The are lots of standards for bottom brackets, frames and chainsets; some are interchangeable and others are not.  The removal method is dependent on the type, so it’s important to make sure you know what you are dealing with.

My Poggio is the 2103 version and it’s the P1.5 model.  If yours is the same then you should be dealing with the same components.  If you have another model or year then things might be a little different.  Hopefully this post will still be interesting and provide an insight even so.

The 2013 Poggio frameset is the same for all models and so the one thing that’s consistent for sure is that the frame has a BB86 shell.  The shell is the part of the frame where the bearing cups are mounted into and in turn, the bearing cups have the bearings mounted into them.  Usually you replace the the bearings and cups together as one piece, unless you have a more expensive bottom bracket like one of the Hope ones.  The BB86 standard defines an 86.5 mm width, a 41 mm diameter and is push fit.  The photo below shows the frame with the bearing/cup removed and you can see the aluminium surface where the bearing cup sits once pushed in.

Mekk Poggio BB86 Shell
Mekk Poggio BB86 Shell

So, how to remove the chainset.  The GXP system incorporates a non-drive side crank that has a self-extracting bolt, this is what holds the whole chainset together.  If you look at the non-drive side crank you will see two hex bolts; a smaller one inside (and behind) another larger one.  When you undo the smaller one it pushes against the larger one (which should remain fixed and not rotate) and the crank arm should ease away from the spindle.  If the larger one rotates then you have a problem.  When you’ve wound out the nut far enough the whole crank arm should come away in your hand and the self-extracting nut will remain in place.  For my chainset the bolt is an 8 mm hex, this should be the same for yours but on a different model it may be different.  Note this will be very tight; it is a standard thread so undo it in the usual anti-clockwise rotation.

A quick tap on the exposed end of the spindle with a rubber mallet should now see it pushed through and out the other side of the frame.  Release the chain from the chainring and you can put the whole chainset to one side and concentrate on removing the bottom bracket cups.
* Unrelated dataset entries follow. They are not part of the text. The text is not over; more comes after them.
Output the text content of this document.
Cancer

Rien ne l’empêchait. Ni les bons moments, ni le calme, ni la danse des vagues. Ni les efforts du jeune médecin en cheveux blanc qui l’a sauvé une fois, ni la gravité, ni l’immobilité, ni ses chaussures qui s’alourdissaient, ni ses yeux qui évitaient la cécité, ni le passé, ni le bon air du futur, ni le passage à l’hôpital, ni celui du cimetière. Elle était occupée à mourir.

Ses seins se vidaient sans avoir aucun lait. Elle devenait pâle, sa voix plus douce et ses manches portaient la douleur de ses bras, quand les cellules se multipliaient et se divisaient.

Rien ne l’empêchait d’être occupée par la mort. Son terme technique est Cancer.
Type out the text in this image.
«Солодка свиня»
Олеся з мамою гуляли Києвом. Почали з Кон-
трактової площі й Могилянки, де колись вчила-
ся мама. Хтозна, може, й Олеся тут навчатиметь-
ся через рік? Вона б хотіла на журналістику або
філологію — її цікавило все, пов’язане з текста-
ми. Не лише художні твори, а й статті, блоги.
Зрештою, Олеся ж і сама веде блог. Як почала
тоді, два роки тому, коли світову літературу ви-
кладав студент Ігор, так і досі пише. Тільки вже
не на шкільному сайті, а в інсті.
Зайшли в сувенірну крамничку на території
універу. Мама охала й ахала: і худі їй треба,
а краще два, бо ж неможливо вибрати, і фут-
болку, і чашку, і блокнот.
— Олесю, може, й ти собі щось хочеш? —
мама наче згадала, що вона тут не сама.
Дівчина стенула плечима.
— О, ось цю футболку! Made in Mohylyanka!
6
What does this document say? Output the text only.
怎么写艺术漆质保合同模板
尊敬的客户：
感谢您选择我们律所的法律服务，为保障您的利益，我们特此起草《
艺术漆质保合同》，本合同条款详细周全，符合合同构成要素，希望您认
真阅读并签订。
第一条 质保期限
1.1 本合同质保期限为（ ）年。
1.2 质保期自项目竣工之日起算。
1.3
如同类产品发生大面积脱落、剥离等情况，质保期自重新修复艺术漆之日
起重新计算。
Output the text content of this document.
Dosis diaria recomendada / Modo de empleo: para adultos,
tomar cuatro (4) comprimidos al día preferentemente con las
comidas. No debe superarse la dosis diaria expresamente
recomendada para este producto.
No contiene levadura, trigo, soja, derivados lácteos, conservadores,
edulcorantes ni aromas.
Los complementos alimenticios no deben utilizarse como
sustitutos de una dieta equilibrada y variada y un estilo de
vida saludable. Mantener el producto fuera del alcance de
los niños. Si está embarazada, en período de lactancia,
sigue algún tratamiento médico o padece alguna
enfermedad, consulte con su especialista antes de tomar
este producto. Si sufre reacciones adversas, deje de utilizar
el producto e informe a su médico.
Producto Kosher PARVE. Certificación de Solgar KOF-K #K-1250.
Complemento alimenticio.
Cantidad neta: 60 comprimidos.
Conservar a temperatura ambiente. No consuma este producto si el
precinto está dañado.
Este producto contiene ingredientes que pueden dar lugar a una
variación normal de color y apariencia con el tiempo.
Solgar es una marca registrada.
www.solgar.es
There are tools for removing the cups.  Buy and use one of these if you want to.  On the other hand I found that a suitable sized piece of wood dowel and a hammer did the job just fine.  Generally the better your tools the quicker and easier the job and the less care you need to take, but often you can still get the job done without the pro kit.  What you need to do no matter what tools you have is apply enough force to the back of the cup to pop it out of the frame.

The tools I used
The tools I used

I used wood because it ‘gives’ and therefore softens the blow.  The end of my wood dowel did deform in places which is exactly what you’d expect and the bearing cups came out just fine.  Because the dowel was smaller than the ID of the bearing cup I did have to tap the cup several times and work my way around the different sides in order to push it free but a little time and perseverance go a long way.

So that’s the cups/bearings out and I was indeed correct, one of them had seized.  The non-drive side wouldn’t turn at all.  As for fitting new ones; I’m still waiting for them to be delivered so that will have to be the content of another post.